Bolitho nickte ihm zu.»Schön gesagt, Mr. Fitz-Clarence. Aber merken Sie sich folgendes. «Er blickte die Versammelten bedeutsam an.»Und das gilt für Sie alle: Was Sie auch von den Dons denken mögen — glauben Sie nicht, daß die Franzosen ihnen gleichen. Zu Beginn dieses Krieges war Frankreich fast gelähmt aus Mangel an guten Stabsoffizieren. Zu viele waren vom Terror der Revolution sinnlos hingeschlachtet worden, um dem Mob zu schmeicheln. Aber das ist vorbei. Neue Männer mit neuen Ideen beleben jetzt ihre Flotte. Die Handvoll Älterer, die der Guillotine entgangen sind, werden respektiert und sind um so eifriger, als sie den Preis des Mißerfolgs kennen. Soldaten können unter fast allen Bedingungen tapfer kämpfen. Aber ohne Kontrolle über die Seewege, ohne das Lebensblut des Nachschubs sind sie wie Ausgesetzte auf einer einsamen Insel — schon halb tot.»

Fitz-Clarence stand noch immer, doch seine Miene war nicht mehr ganz so zuversichtlich.»Dennoch, Sir«, sagte er etwas lahm,»ich bin nach wie vor von unserem Sieg überzeugt.»

Herrick wartete, bis er sich gesetzt hatte. Seine blauen Augen waren fragend auf Bolitho gerichtet.»Vielleicht möchten Sie noch einen Moment mit in meine Kajüte kommen, Sir?»

«Ja, danke. «Bolitho nahm seinen Hut auf.»Meine Kehle ist ganz ausgetrocknet.»

Er ging zwischen den schweigenden Offizieren hindurch — sobald sich die Tür hinter ihm geschlossen hatte, würde sich die allgeme ine Erregung in den wildesten Vermutungen Luft machen.

Draußen sagte Herrick leise:»Lassen Sie mich mit dem Kommando gehen. Ich habe es bereits vorgeschlagen, jetzt bitte ich Sie inständig darum.»

Wortlos gingen sie zur Treppe und zum Hüttendeck hinauf. Herrick öffnete die Tür zu seinem Logis und schickte den Steward hinaus. Während Bolitho sich an den Tisch setzte, öffnete er seinen Schrank und nahm eine Flasche Rotwein heraus.

Bolitho konnte beinahe verstehen, wie sich im Kopf seines Freundes die Argumente aufbauten, während er die Gläser zurechtstellte. Wenn ein anderer Vierundsiebziger den langen Kommodorewimpel geführt hätte, wäre für Herrick die große Achterkajüte frei gewesen. Seltsamerweise konnte Bolitho sich ihn darin nur schwer vorstellen.

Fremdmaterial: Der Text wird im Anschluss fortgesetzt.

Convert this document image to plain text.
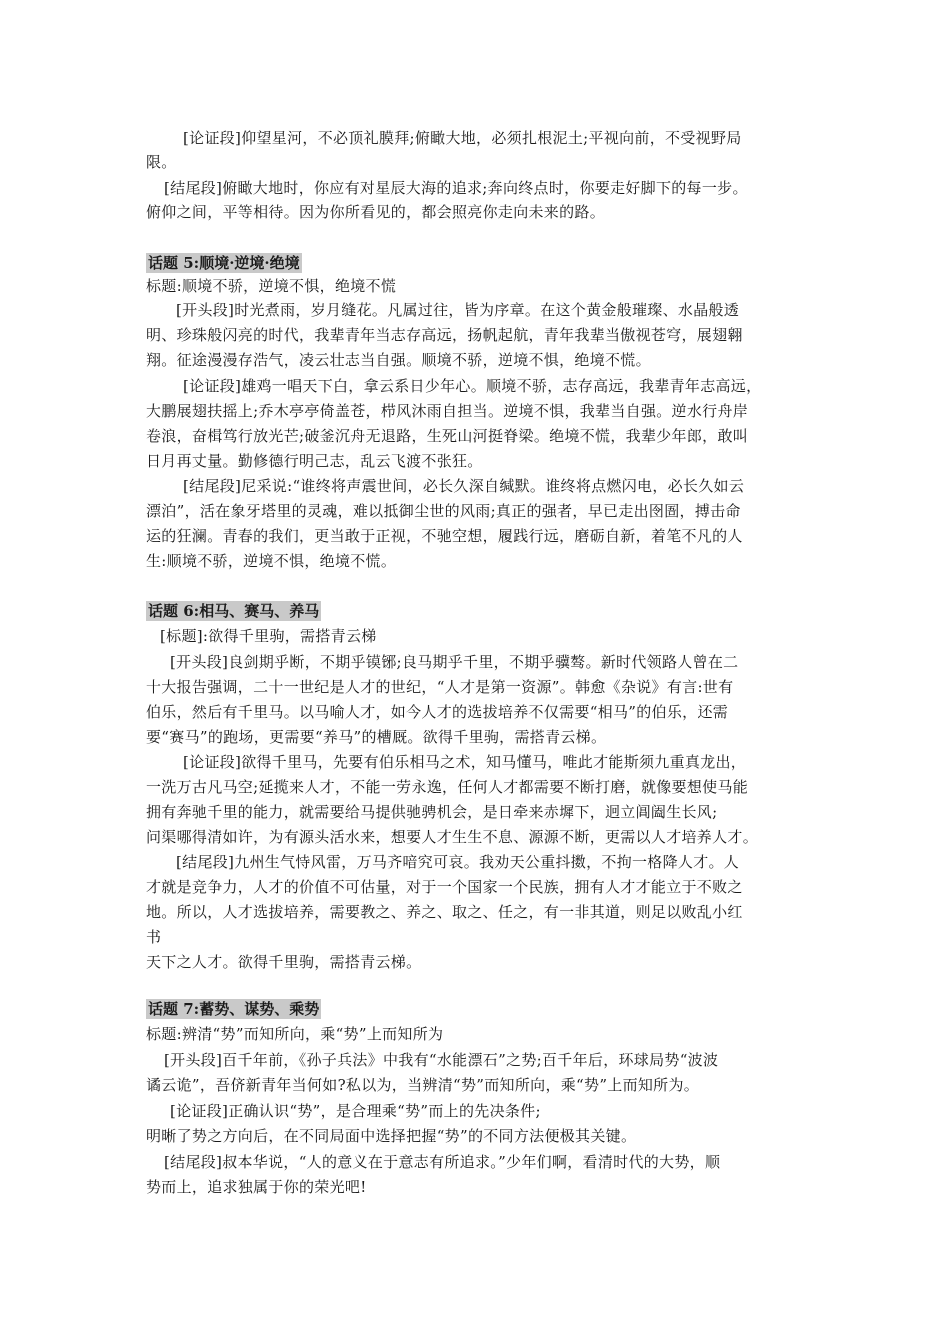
[论证段]仰望星河，不必顶礼膜拜;俯瞰大地，必须扎根泥土;平视向前，不受视野局
限。
[结尾段]俯瞰大地时，你应有对星辰大海的追求;奔向终点时，你要走好脚下的每一步。
俯仰之间，平等相待。因为你所看见的，都会照亮你走向未来的路。
话题 5:顺境·逆境·绝境
标题:顺境不骄，逆境不惧，绝境不慌
[开头段]时光煮雨，岁月缝花。凡属过往，皆为序章。在这个黄金般璀璨、水晶般透
明、珍珠般闪亮的时代，我辈青年当志存高远，扬帆起航，青年我辈当傲视苍穹，展翅翱
翔。征途漫漫存浩气，凌云壮志当自强。顺境不骄，逆境不惧，绝境不慌。
[论证段]雄鸡一唱天下白，拿云系日少年心。顺境不骄，志存高远，我辈青年志高远，
大鹏展翅扶摇上;乔木亭亭倚盖苍，栉风沐雨自担当。逆境不惧，我辈当自强。逆水行舟岸
卷浪，奋楫笃行放光芒;破釜沉舟无退路，生死山河挺脊梁。绝境不慌，我辈少年郎，敢叫
日月再丈量。勤修德行明己志，乱云飞渡不张狂。
[结尾段]尼采说:“谁终将声震世间，必长久深自缄默。谁终将点燃闪电，必长久如云
漂泊”，活在象牙塔里的灵魂，难以抵御尘世的风雨;真正的强者，早已走出囹圄，搏击命
运的狂澜。青春的我们，更当敢于正视，不驰空想，履践行远，磨砺自新，着笔不凡的人
生:顺境不骄，逆境不惧，绝境不慌。
话题 6:相马、赛马、养马
[标题]:欲得千里驹，需搭青云梯
[开头段]良剑期乎断，不期乎镆铘;良马期乎千里，不期乎骥骜。新时代领路人曾在二
十大报告强调，二十一世纪是人才的世纪，“人才是第一资源”。韩愈《杂说》有言:世有
伯乐，然后有千里马。以马喻人才，如今人才的选拔培养不仅需要“相马”的伯乐，还需
要“赛马”的跑场，更需要“养马”的槽厩。欲得千里驹，需搭青云梯。
[论证段]欲得千里马，先要有伯乐相马之术，知马懂马，唯此才能斯须九重真龙出，
一洗万古凡马空;延揽来人才，不能一劳永逸，任何人才都需要不断打磨，就像要想使马能
拥有奔驰千里的能力，就需要给马提供驰骋机会，是日牵来赤墀下，迥立阊阖生长风;
问渠哪得清如许，为有源头活水来，想要人才生生不息、源源不断，更需以人才培养人才。
[结尾段]九州生气恃风雷，万马齐喑究可哀。我劝天公重抖擞，不拘一格降人才。人
才就是竞争力，人才的价值不可估量，对于一个国家一个民族，拥有人才才能立于不败之
地。所以，人才选拔培养，需要教之、养之、取之、任之，有一非其道，则足以败乱小红
书
天下之人才。欲得千里驹，需搭青云梯。
话题 7:蓄势、谋势、乘势
标题:辨清“势”而知所向，乘“势”上而知所为
[开头段]百千年前，《孙子兵法》中我有“水能漂石”之势;百千年后，环球局势“波波
谲云诡”，吾侪新青年当何如?私以为，当辨清“势”而知所向，乘“势”上而知所为。
[论证段]正确认识“势”，是合理乘“势”而上的先决条件;
明晰了势之方向后，在不同局面中选择把握“势”的不同方法便极其关键。
[结尾段]叔本华说，“人的意义在于意志有所追求。”少年们啊，看清时代的大势，顺
势而上，追求独属于你的荣光吧!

Er nahm ein Glas und hielt es gegen die Lampe.»Also, Thomas ich weiß, was Sie sagen wollen. Lassen Sie zuerst mich reden. «Bedächtig nippte er an seinem Rotwein und lauschte den Wellen, die an der Außenplankung entlangliefen, und auf den an die geschlossenen Fenster klatschenden Gischt.»Sie denken, der Verlust meines Neffen hätte mich so getroffen, daß ich mein Leben wegwerfen, mir sozusagen einen heldenhaften Abgang verschaffen will. Ich leugne nicht, daß ich zutiefst bekümmert bin. Ich kann auch nicht behaupten, daß meine Herkunft, meine ganze Lebenshaltung mich von solch eitlem Schritt zurückhalten würden. Ebenso wie Sie, Thomas, habe ich oft genug gesehen, daß gute Männer, schöne Schiffe und hohe Ideale verheizt wurden, bloß wegen des Geltungsbedürfnisses eines Befehlshabers. Ich habe mir geschworen, daß ich niemals andere unter meinen Privatgefühlen leiden lassen würde, und meist habe ich wohl auch danach gehandelt.»